This post is part of the On the Margin blog.
With its sales recovery slowing to a crawl over the summer, Chipotle Mexican Grill Inc. said Thursday it would scale back unit development next year.
Officially, the company is slowing unit development to give the operations team time to ingest a series of new measures by COO Scott Boatwright to improve unit operations that the company is banking on to provide a much needed sales lift.
But it’s also probably overdue, given the sales cliff Chipotle fell off in 2016, following a series of foodborne illness outbreaks.
Chipotle’s unit volume plunged 23 percent last year. Following a strong recovery in January, same-store sales this year have slowed to a crawl. Same-store sales rose 17.8 percent in the first quarter, 8.1 percent in the second quarter and 1 percent in the third quarter ended Sept. 30.
Third-quarter results are particularly disappointing considering the comparison: A year ago, Chipotle’s same-store sales fell 21.9 percent. That means sales this year have quickly retreated to year-ago levels.
This is unprecedented. No restaurant chain has had such a severe consumer response to a foodborne illness outbreak — or such a slow recovery. That’s likely a combination of modern social media and Chipotle’s previously marketed reputation as an upgraded fast-food chain.
It’s also possible that the company’s pace of development made recovery even more challenging.
Chipotle has maintained aggressive unit growth. The chain added more than 200 units last year, for a growth rate of more than 11 percent. Among the 100 largest restaurant chains, only five others grew at a faster rate, according to NRN Top 100 data.
Chipotle had previously said it would add 195 to 210 locations, which would give it more than 2,400 domestic locations. It now says development will be on the lower end of that range, which would represent about 9-percent unit growth. Next year, the chain plans to reduce development further, to between 130 and 150 locations. That’s about 6-percent unit growth. That would be the smallest number of new locations Chipotle has added in a single year since 2011. But the 146 units it added that year amounted to a 13-percent growth rate.
“We have asked our development team to temper our new restaurant openings before reaccelerating our growth,” Boatwright said during an earnings call Tuesday.

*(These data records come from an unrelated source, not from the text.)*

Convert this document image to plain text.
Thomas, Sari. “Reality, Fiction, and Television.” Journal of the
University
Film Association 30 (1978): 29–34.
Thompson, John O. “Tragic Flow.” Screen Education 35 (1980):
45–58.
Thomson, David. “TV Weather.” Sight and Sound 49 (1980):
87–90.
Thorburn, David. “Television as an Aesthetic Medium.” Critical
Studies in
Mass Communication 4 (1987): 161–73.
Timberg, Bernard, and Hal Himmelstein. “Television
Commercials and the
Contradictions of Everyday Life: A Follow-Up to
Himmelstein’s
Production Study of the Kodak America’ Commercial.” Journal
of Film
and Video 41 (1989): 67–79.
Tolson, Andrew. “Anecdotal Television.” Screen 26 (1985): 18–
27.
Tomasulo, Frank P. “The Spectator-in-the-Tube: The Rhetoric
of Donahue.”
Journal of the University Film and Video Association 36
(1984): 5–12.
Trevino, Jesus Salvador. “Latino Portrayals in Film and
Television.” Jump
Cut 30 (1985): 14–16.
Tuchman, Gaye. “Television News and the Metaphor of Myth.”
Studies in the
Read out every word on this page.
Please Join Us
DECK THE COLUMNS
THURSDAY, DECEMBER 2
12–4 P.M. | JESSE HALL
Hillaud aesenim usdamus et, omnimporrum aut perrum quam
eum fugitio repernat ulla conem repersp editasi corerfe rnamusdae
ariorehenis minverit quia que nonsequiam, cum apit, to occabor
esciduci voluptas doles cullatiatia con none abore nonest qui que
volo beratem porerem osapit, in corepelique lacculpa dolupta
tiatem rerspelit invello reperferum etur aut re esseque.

Boatwright is making numerous changes to operations. The company has restructured operations support, reorganized field leadership teams and changed its hiring process. Executives on the call said opening new units could be a “distraction” for operations that could take away from its ability to make these changes.
“We have decided that it is a higher priority right now to focus on operational excellence,” Chipotle chief marketing and strategy officer Mark Crumpacker said on the call.
Chipotle is putting a lot of faith in operational improvements, making Boatwright arguably the company's most important person, at least for the time being. Chipotle is making a lot of changes to improve sales, but when asked what effort could have the most impact, CEO Steve Ells said operations.
“When we deliver an extraordinary guest experience, it’s really compelling, and it’s going to bring a lot of people back,” Ells said.
For their part, executives said the fast development has played no role in its current predicament. “No evidence whatsoever,” Ells said. He added that the slow recovery “has nothing to do with our desire to pull back at this time.”
Still, intentional or not, the slowdown could end a potentially large factor in Chipotle’s slow recovery. The company would have been better off slowing down a year ago.
Chipotle is on pace to increase unit count by 21 percent in the two years since its foodborne illness outbreaks suddenly made consumers fear eating the chain's burritos. Unit count is a big influence on same-store sales.
Domino’s Pizza Inc. didn’t start ramping up development until it was years into its recovery from its struggles in the mid-2000s. Arby’s Restaurant Group culled hundreds of units and then went on a remarkably long streak of same-store sales growth. KFC is doing the same thing right now.
When demand for a chain is limited, one of the best steps to get demand back up is to limit supply. In 2016, demand for Chipotle was clearly down, and yet the company increased supply. The chain might be generating profits from those new units, but that doesn’t make the development a wise investment.
Jonathan Maze, Nation’s Restaurant News senior financial editor, does not directly own stock or interest in a restaurant company.